Title of the activity
Using interactions between dancers to enrich inclusive choreographic writing for public spaces.
8 to 16 hours of workshops (depending on the capacity and pace of the group) It is the facilitator’s role to pay attention to developing interactions throughout the process.
Any mixed group with and without disability: The example given in the video is a group of 30 school children (12-13 years old) with a group of 5 adults with intellectual disabilities
Activity proposed by
The goal is to create a group dynamic that allows to find danced interactions between dancers. It is to guide them by giving them a danced ‘vocabulary’ that will allow them to create a duet at first and then to use this gesture and these interactions within a group in a second time.
A space large enough to include the whole group and a sufficiently powerful sound system.
Collective preparation of the team of performers (4 to 35 participants)
Define together the steps of each workshop—who does what? The facilitator involves the group in all decisions but is ultimately responsible for making the final decision.
1. Guide participants in creating interactions with each other.
After the solos were created here in Chapter 2 using the theme of ‘Getting out of your Bubble’: they were then asked to work in pairs and look for interactions that will help get their partner out of their bubble by giving them different gestures:
● A gust of wind
● An electric shock
● A helping hand
2. The pair research phase – participants meet by changing partners very frequently and quickly during this research phase.
3. Then each pair chooses what they prefer to do and creates their own choreographic story: Who starts to make the bubble? What instruction does the other send him to get him out of his bubble? then we change roles ….Partners try to repeat the same story several times: (to commit to memory)
4. Participants are placed in groups of 4 to 6: each pair shows step 3 to their group
5. We move on to the choreographic writing itself, the facilitator includes the participants in making choices, giving meaning to the movements created, and uses the interactions created by the different groups within the collective creation to make a single whole.
6. The facilitator puts all that has been created by the different groups in line with the public space in which the piece will be shown (see Choreography for Performing in Public Spaces video)
7. Then we dance together during the show!
8. Lastly, we invite the audience to share the stage at the end of the show.
The facilitator can assess the workshop by observing the following:
To what extent participants
- Agree to participate with or without assistance.

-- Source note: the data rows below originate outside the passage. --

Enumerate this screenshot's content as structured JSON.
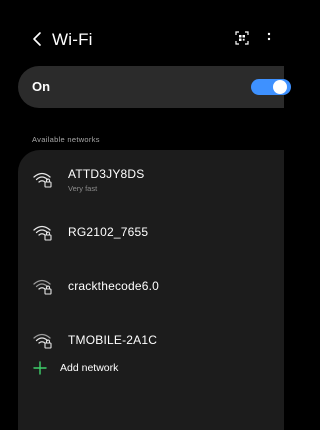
{
  "header": {
    "title": "Wi-Fi",
    "back_icon": "chevron-left-icon",
    "qr_icon": "qr-scan-icon",
    "more_icon": "more-vertical-icon"
  },
  "toggle": {
    "label": "On",
    "state": "on",
    "accent_color": "#3e91ff"
  },
  "available": {
    "section_label": "Available networks",
    "networks": [
      {
        "name": "ATTD3JY8DS",
        "status": "Very fast",
        "secured": true,
        "icon": "wifi-lock-icon"
      },
      {
        "name": "RG2102_7655",
        "status": "",
        "secured": true,
        "icon": "wifi-lock-icon"
      },
      {
        "name": "crackthecode6.0",
        "status": "",
        "secured": true,
        "icon": "wifi-lock-icon"
      },
      {
        "name": "TMOBILE-2A1C",
        "status": "",
        "secured": true,
        "icon": "wifi-lock-icon"
      }
    ],
    "add_label": "Add network",
    "add_icon": "plus-icon",
    "add_color": "#3ed06b"
  }
}
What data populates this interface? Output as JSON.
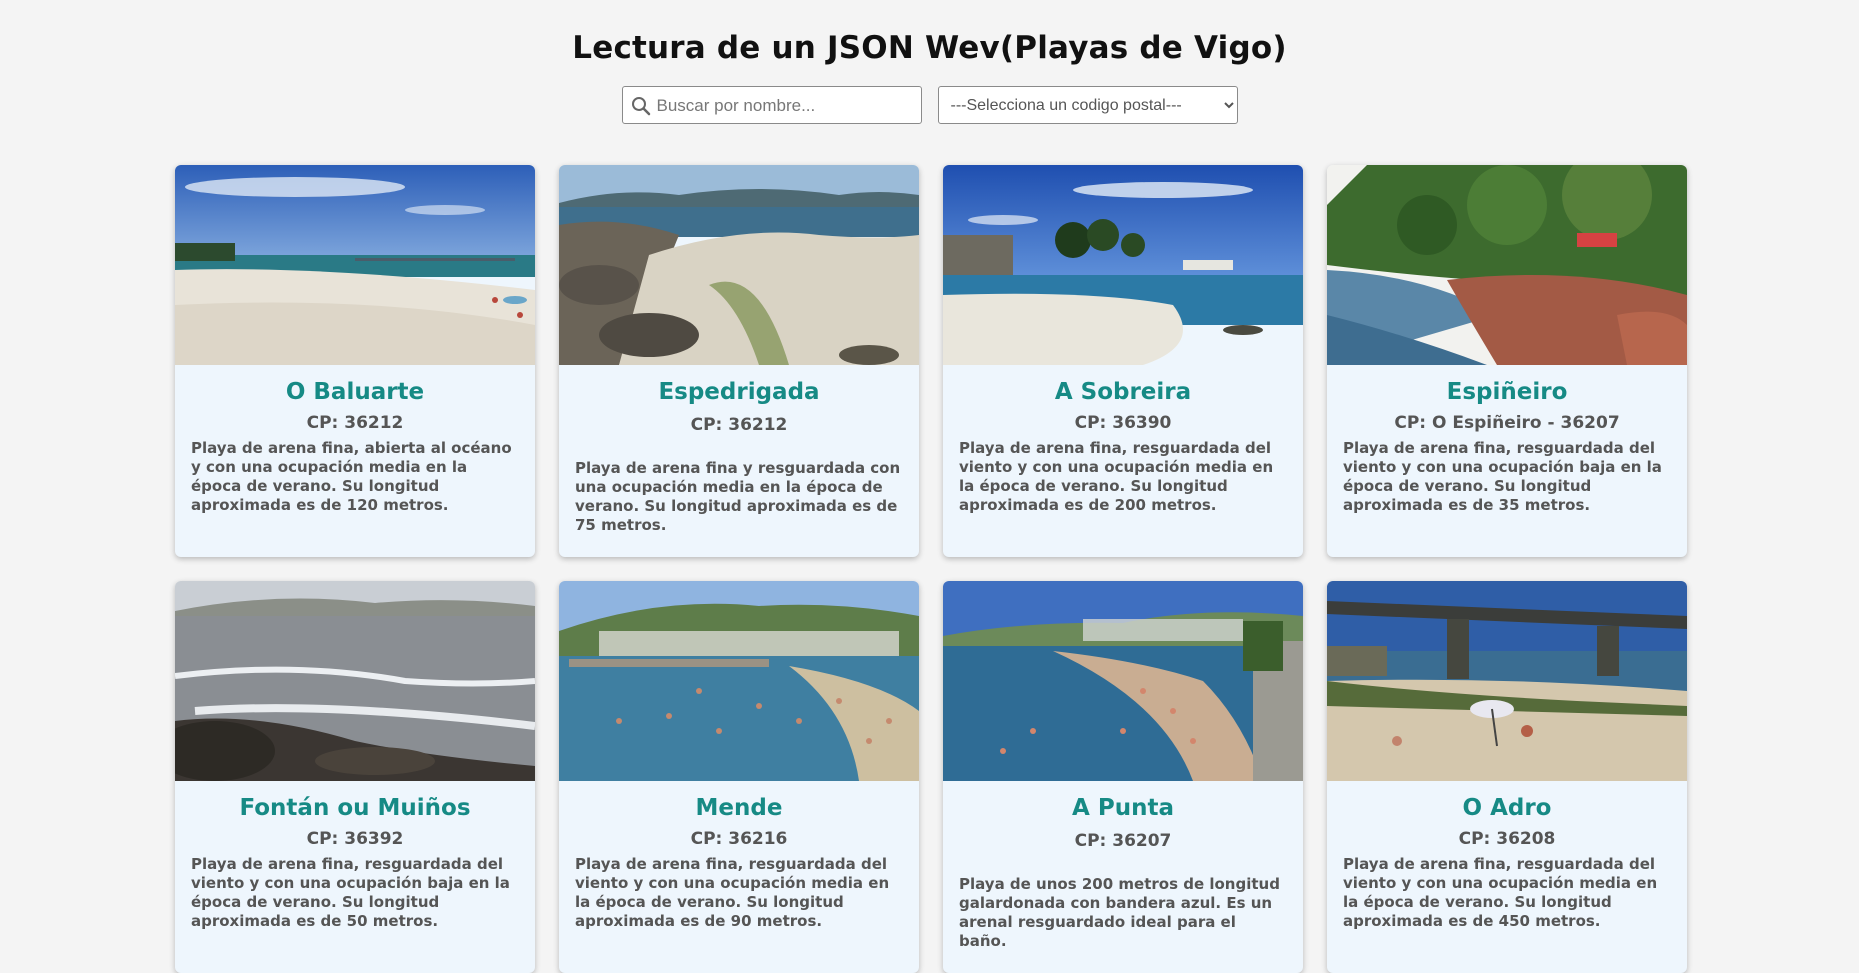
{
  "page": {
    "title": "Lectura de un JSON Wev(Playas de Vigo)"
  },
  "search": {
    "placeholder": "Buscar por nombre..."
  },
  "postal_select": {
    "selected": "---Selecciona un codigo postal---"
  },
  "beaches": [
    {
      "name": "O Baluarte",
      "cp": "CP: 36212",
      "description": "Playa de arena fina, abierta al océano y con una ocupación media en la época de verano. Su longitud aproximada es de 120 metros."
    },
    {
      "name": "Espedrigada",
      "cp": "CP: 36212",
      "description": "Playa de arena fina y resguardada con una ocupación media en la época de verano. Su longitud aproximada es de 75 metros."
    },
    {
      "name": "A Sobreira",
      "cp": "CP: 36390",
      "description": "Playa de arena fina, resguardada del viento y con una ocupación media en la época de verano. Su longitud aproximada es de 200 metros."
    },
    {
      "name": "Espiñeiro",
      "cp": "CP: O Espiñeiro - 36207",
      "description": "Playa de arena fina, resguardada del viento y con una ocupación baja en la época de verano. Su longitud aproximada es de 35 metros."
    },
    {
      "name": "Fontán ou Muiños",
      "cp": "CP: 36392",
      "description": "Playa de arena fina, resguardada del viento y con una ocupación baja en la época de verano. Su longitud aproximada es de 50 metros."
    },
    {
      "name": "Mende",
      "cp": "CP: 36216",
      "description": "Playa de arena fina, resguardada del viento y con una ocupación media en la época de verano. Su longitud aproximada es de 90 metros."
    },
    {
      "name": "A Punta",
      "cp": "CP: 36207",
      "description": "Playa de unos 200 metros de longitud galardonada con bandera azul. Es un arenal resguardado ideal para el baño."
    },
    {
      "name": "O Adro",
      "cp": "CP: 36208",
      "description": "Playa de arena fina, resguardada del viento y con una ocupación media en la época de verano. Su longitud aproximada es de 450 metros."
    }
  ],
  "colors": {
    "accent": "#168a85",
    "card_bg": "#eef6fd",
    "page_bg": "#f4f4f4"
  }
}
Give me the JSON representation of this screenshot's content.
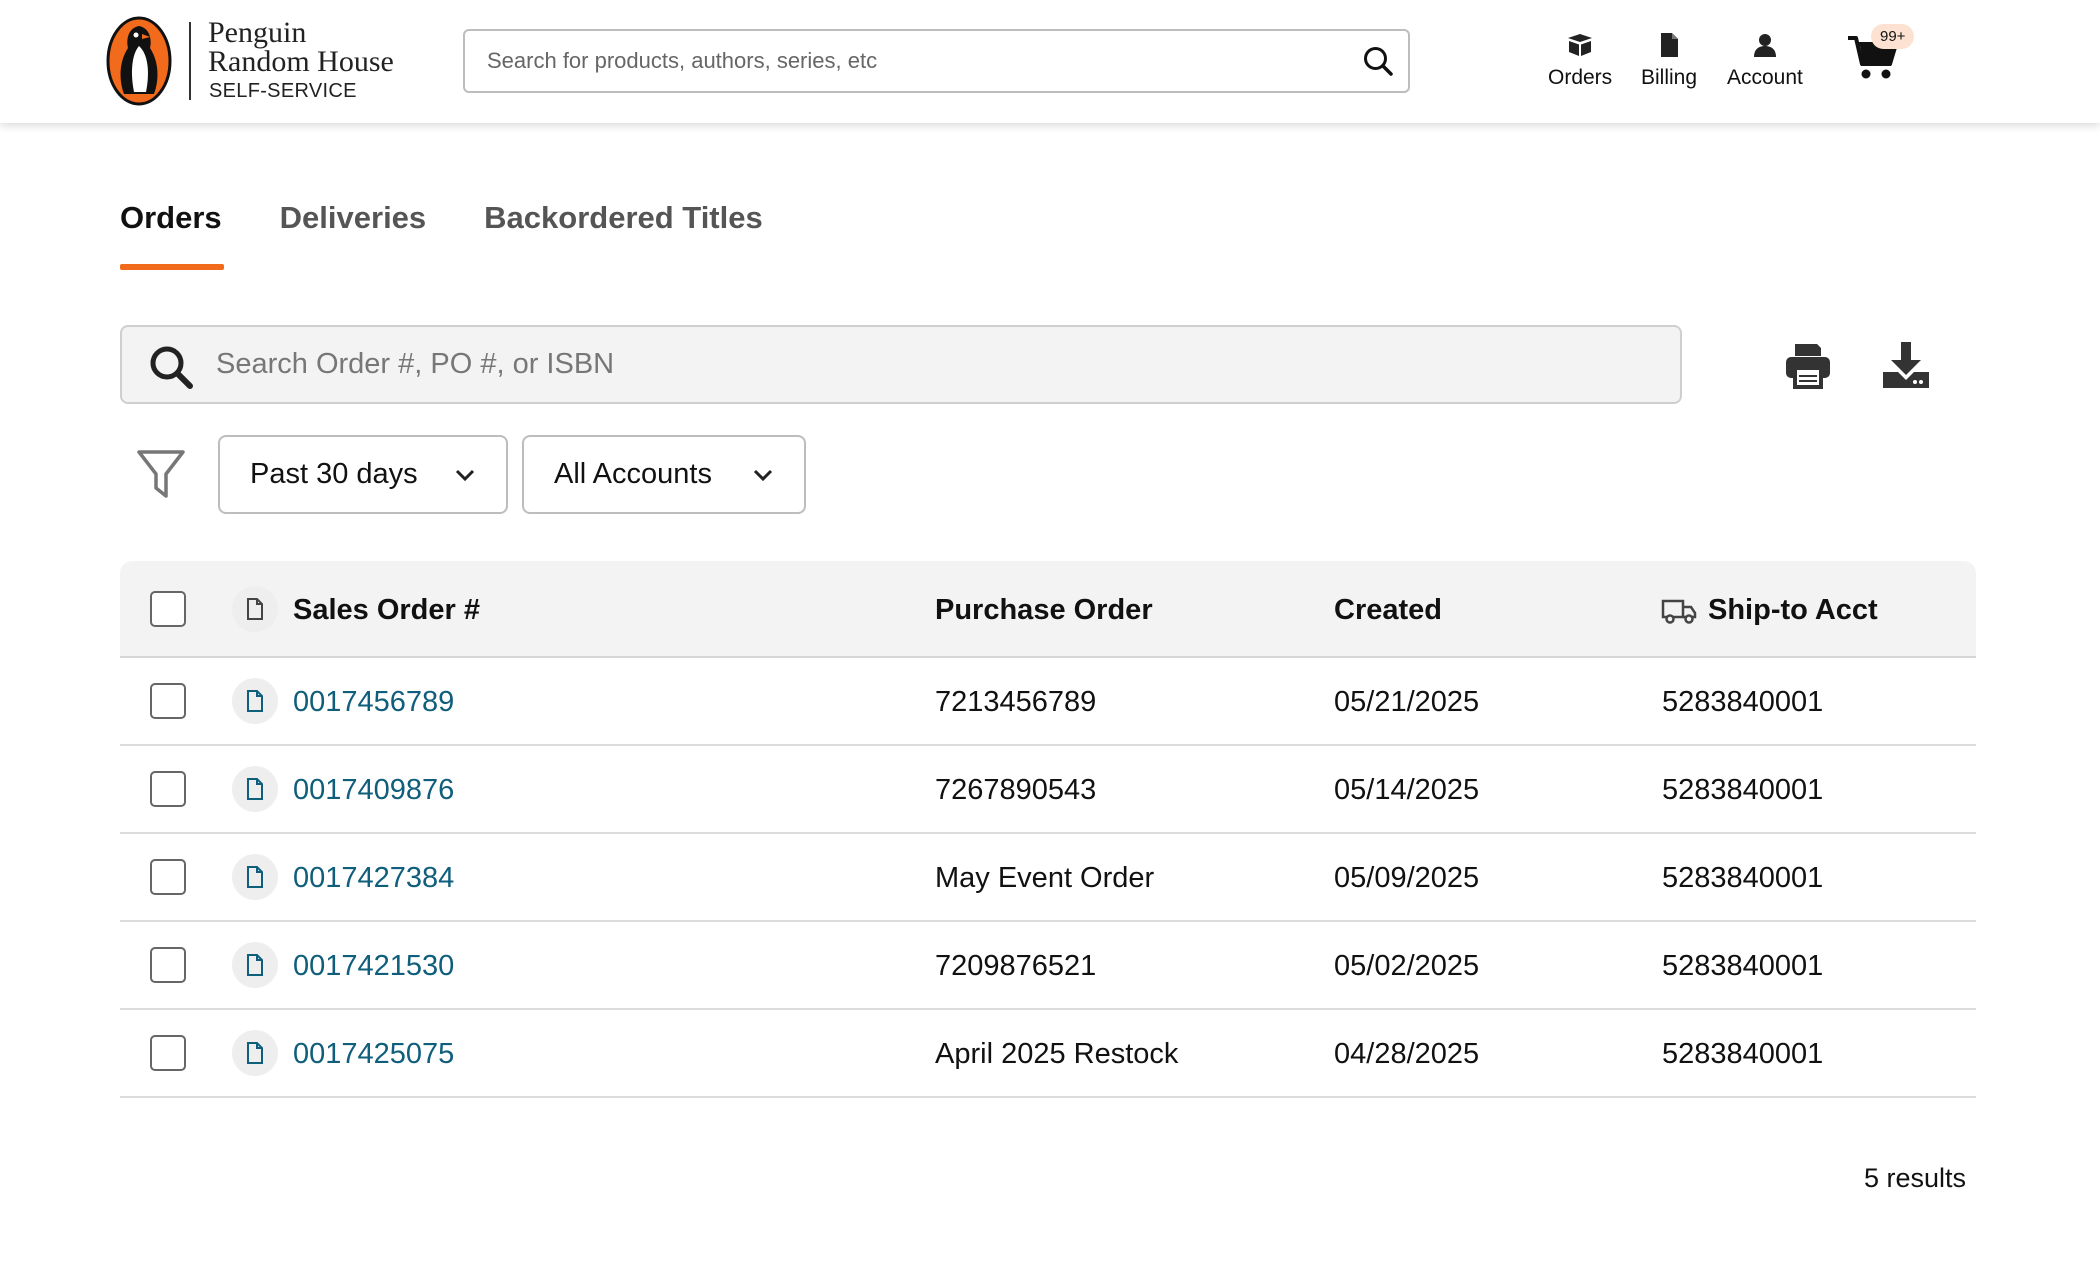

- Collaborate with another dancer and in a group
- Feel good in the group
- Accept being watched as a dancer
What you need to know as stakeholders
Provide a team of accompanists large enough to be able to follow each of the groups that will be formed. When working with school groups, teachers can also take charge of small groups.
Some dancers won’t be able to memorize the different phases. It will be necessary to help them with a caregiver (adult or participant who can guide them to stay connected to the group)
The result of these workshops will be embodied by its participants if each gesture danced comes from one of the members of the group.